Mai war äußerst zufrieden. Sie hatte es geschafft. Constanze hatte nicht den leisesten Verdacht, dass sie jemand anderes als ihre Freundin sein könnte. Sie bedauerte es, dass sie keine Möglichkeit hatte, mit Alan Turing darüber zu reden. Hätte Mai menschliche Züge besessen, hätte man jetzt ein kleines Schmunzeln sehen können. Es war ja schön und gut Google Duplex, einen Friseur glauben zu lassen, dass man ein Mensch war, aber die eigene Freundin zu überzeugen, war nochmal etwas anderes.

Constanze schnappte nach Luft. Das konnte nicht sein. Sie stand in der Universitätsbibliothek und die „Data Week“ begann in wenigen Minuten.

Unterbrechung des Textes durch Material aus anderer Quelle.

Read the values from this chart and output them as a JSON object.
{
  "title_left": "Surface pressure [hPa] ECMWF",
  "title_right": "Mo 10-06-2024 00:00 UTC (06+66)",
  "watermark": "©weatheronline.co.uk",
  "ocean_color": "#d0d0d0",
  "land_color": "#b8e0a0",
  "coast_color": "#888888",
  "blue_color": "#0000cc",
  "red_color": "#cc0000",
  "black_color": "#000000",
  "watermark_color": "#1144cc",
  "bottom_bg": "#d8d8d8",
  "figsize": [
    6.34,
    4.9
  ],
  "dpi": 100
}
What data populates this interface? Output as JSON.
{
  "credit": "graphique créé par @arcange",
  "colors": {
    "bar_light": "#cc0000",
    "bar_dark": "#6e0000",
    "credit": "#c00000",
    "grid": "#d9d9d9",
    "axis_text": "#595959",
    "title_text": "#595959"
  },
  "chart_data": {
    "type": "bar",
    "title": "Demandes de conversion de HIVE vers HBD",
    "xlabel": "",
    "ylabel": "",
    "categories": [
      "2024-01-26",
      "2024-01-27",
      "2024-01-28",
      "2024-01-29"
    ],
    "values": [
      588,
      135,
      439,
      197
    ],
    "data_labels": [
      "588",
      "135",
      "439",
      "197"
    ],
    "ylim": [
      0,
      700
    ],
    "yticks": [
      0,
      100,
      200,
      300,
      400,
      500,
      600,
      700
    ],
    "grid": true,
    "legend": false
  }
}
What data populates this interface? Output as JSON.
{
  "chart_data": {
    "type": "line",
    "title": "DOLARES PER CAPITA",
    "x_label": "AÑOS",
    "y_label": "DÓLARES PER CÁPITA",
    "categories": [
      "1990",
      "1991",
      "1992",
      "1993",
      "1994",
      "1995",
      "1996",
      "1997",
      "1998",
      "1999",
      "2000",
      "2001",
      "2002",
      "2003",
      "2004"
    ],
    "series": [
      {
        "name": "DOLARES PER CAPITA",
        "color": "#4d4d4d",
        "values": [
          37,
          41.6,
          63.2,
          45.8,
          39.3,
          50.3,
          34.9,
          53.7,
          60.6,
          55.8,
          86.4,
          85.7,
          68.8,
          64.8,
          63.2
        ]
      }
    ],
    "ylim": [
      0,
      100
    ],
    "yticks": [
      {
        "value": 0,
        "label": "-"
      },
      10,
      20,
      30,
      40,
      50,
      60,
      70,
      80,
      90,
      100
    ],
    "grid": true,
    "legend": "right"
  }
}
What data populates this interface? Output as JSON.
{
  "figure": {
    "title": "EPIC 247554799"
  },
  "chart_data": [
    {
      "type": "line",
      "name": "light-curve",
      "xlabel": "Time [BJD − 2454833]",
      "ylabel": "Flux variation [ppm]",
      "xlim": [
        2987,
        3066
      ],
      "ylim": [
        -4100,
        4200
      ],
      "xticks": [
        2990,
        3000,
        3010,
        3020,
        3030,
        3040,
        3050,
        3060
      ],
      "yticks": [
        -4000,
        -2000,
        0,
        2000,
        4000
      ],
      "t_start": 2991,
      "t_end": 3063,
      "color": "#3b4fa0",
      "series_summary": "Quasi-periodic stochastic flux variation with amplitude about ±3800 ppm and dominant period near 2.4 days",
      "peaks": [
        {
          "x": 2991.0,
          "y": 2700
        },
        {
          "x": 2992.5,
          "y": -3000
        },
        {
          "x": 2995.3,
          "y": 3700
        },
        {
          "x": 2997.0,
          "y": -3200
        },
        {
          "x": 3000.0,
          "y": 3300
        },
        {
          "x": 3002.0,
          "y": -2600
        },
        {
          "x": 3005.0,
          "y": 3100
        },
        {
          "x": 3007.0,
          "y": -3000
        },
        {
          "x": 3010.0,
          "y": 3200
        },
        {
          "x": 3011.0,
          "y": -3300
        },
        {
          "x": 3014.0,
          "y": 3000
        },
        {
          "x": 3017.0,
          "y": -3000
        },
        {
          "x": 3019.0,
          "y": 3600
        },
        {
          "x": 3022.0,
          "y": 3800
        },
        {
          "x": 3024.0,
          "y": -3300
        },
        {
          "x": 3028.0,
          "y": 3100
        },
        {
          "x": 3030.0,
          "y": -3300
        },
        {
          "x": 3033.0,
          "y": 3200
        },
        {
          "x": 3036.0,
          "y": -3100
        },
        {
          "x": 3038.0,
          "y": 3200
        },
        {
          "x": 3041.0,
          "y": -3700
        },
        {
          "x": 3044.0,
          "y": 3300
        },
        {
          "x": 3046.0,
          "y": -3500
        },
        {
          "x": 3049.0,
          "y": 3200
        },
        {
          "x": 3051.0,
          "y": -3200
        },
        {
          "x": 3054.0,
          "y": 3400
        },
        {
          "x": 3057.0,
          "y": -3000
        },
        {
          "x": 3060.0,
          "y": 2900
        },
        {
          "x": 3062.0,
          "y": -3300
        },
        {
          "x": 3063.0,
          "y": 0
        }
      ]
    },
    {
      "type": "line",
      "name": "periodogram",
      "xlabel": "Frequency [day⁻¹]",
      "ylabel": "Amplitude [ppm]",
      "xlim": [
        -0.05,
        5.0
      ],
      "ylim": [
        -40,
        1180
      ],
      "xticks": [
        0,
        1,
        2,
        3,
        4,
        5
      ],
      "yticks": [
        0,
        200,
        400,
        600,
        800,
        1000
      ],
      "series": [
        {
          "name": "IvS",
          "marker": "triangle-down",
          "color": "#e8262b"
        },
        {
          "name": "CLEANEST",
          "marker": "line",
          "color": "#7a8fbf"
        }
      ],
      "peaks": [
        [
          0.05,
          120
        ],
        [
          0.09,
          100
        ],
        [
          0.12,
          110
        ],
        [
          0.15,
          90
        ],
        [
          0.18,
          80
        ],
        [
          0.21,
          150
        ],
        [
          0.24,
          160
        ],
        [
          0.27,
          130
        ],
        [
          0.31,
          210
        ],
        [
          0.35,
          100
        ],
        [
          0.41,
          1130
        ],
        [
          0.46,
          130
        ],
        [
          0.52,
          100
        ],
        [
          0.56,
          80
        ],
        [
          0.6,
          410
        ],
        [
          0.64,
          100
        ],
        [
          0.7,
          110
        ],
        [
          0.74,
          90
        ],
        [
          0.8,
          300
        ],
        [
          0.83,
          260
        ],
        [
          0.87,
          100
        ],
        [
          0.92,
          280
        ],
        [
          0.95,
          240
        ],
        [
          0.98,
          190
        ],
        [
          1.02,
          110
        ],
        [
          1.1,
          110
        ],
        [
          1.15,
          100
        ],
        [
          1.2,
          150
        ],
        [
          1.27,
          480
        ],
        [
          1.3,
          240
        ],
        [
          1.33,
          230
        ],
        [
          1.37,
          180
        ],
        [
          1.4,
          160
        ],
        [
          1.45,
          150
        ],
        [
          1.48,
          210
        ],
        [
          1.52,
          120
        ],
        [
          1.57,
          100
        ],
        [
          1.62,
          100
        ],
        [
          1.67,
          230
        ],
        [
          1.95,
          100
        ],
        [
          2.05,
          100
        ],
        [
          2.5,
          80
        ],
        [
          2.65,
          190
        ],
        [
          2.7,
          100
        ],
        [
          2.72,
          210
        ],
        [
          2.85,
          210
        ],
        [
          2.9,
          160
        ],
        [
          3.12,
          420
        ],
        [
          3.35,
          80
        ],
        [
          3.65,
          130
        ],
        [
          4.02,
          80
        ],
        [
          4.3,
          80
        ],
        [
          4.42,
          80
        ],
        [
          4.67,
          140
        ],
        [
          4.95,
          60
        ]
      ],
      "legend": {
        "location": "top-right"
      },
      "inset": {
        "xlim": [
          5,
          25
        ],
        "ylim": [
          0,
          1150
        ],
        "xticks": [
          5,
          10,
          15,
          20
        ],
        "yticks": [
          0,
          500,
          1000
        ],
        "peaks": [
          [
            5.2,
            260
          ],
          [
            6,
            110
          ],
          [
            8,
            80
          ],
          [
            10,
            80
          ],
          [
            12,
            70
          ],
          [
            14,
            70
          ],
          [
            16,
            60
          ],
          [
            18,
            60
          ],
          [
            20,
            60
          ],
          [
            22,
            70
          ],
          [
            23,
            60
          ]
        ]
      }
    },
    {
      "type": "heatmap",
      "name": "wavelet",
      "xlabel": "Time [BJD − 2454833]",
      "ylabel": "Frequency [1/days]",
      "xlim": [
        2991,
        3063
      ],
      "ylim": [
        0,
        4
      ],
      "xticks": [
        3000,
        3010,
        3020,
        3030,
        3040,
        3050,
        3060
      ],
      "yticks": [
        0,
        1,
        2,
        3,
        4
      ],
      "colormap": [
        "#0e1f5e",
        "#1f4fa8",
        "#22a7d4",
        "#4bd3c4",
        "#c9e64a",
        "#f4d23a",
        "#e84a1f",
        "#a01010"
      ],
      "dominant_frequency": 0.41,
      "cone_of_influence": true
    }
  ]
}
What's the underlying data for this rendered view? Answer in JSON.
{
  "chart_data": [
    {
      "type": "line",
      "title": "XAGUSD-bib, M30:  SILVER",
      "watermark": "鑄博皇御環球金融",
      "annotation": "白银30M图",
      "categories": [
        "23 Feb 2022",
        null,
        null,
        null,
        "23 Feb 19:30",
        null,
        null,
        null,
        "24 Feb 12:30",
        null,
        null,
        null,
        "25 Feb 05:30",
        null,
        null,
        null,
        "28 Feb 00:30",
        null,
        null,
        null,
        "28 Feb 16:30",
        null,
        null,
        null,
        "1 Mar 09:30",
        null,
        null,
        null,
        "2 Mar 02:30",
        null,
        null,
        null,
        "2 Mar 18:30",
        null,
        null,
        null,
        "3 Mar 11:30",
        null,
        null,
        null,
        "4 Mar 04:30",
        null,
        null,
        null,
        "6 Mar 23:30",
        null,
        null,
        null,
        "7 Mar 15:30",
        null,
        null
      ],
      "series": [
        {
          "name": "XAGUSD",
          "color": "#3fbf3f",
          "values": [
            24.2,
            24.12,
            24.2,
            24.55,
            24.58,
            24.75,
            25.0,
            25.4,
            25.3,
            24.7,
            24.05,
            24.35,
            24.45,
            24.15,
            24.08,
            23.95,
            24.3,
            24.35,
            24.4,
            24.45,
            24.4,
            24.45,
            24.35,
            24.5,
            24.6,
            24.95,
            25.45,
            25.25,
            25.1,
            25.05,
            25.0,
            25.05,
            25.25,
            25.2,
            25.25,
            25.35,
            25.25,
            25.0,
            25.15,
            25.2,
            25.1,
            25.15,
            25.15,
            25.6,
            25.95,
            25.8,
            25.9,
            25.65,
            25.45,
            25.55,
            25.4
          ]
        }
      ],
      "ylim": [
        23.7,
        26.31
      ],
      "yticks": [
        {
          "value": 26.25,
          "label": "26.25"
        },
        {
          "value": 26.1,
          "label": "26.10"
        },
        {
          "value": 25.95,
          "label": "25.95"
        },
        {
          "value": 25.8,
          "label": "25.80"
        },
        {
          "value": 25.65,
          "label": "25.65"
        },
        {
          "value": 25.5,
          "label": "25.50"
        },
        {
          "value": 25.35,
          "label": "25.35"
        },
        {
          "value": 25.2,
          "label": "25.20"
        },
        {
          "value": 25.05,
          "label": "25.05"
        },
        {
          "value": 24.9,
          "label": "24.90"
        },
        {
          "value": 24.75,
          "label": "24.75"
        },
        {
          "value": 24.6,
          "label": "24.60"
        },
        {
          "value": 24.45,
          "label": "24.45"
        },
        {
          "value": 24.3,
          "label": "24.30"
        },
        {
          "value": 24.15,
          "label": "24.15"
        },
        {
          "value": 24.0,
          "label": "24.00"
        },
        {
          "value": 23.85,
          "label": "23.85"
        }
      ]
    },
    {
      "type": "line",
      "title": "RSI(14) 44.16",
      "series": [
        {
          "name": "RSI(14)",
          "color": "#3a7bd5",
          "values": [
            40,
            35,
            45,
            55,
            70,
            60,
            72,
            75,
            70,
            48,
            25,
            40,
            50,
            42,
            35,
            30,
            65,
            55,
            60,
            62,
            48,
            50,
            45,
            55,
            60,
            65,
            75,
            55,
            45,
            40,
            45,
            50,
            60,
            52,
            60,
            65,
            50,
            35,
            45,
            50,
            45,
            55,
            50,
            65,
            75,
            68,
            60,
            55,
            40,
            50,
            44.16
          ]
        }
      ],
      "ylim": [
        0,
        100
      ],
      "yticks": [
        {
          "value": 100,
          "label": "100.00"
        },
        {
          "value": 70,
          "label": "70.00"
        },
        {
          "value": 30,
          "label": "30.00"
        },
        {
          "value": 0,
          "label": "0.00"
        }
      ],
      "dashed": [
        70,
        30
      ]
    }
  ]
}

Sie musste sich also beeilen, doch sie war außer Stande sich zu bewegen.

Constanze war auf dem Weg zur Uni gewesen, als ihr Leas Tipp wieder einfiel und sie beschloss einen Abstecher zur Bibliothek zu machen. Mit schnellen Schritten durchquerte sie die Eingangshalle und steuerte zielsicher auf einen Rechner zu. Es gab tatsächlich ein Buch mit dieser Signatur und sie schritt zu dem angegebenen Regal. Einige Minuten verstrichen, doch schließlich fand sie, wonach sie gesucht hatte. Sie schlug das Buch auf und überflog die Seiten. Und in Mitten der Zeilen stand die Begründung für das Motto geschrieben, schwarz auf weiß. 

Und so stand sie da, unfähig, sich zu rühren. Die Uhr schlug neun und Constanze erwachte aus ihrer Starre. Schnell lieh sie das Buch aus und steckte es in ihre Tasche. Sie eilte in den Hörsaal, da sie einige Minuten zu spät kam, schlüpfte sie vorsichtig und unter den missbilligten Blicken einiger Professoren durch die Tür und schlich zu einem Stuhl in der letzten Reihe. Innerlich jubilierte sie: „Geschafft!“ „Ich habe es geschafft!“

Der Hörsaal war voll und ein Professor hielt grade seinen Vortrag zum Thema Umgang mit Daten. Constanze verfolgte den Vortrag mit Interesse, doch ihre Gedanken schweiften immer wieder zu dem Buch in ihrer Tasche.

Als der Vortrag endete, verließ Constanze als Erste den Raum. Sie ging nach draußen und stellte sich in den Schatten einer Säule. Sie musste unbedingt und unverzüglich bei Lea anrufen und sich bei ihr bedanken.
Ihre Handynummer hatte sie noch und Lea nahm nach langem Klingeln ab. „Hallo?“, fragte sie. „Hi Lea, ich bin Constanze, ich wollte mich bei Dir bedanken, ich habe das Buch tatsächlich gefunden!“, sagte Constanze. „Wovon redest Du? Und überhaupt, wie kannst Du die Nerven haben, mich anzurufen?“, giftete Lea. „Aber Deine Mails...“, stotterte Constanze. „Jetzt hör mir mal gut zu Constanze, ich habe Dir keine Mail geschrieben, wieso sollte ich auch? Ich habe absolut nichts mehr mit Dir zu schaffen und ich möchte das auch nicht ändern!“ Und damit legte sie auf. Constanze stand, wie vom Blitz getroffen da. Die anderen Studenten waren ebenfalls nach draußen getreten und strömten nun an ihr vorbei. Wenn die Mails nicht von Lea verfasst worden waren, von wem dann?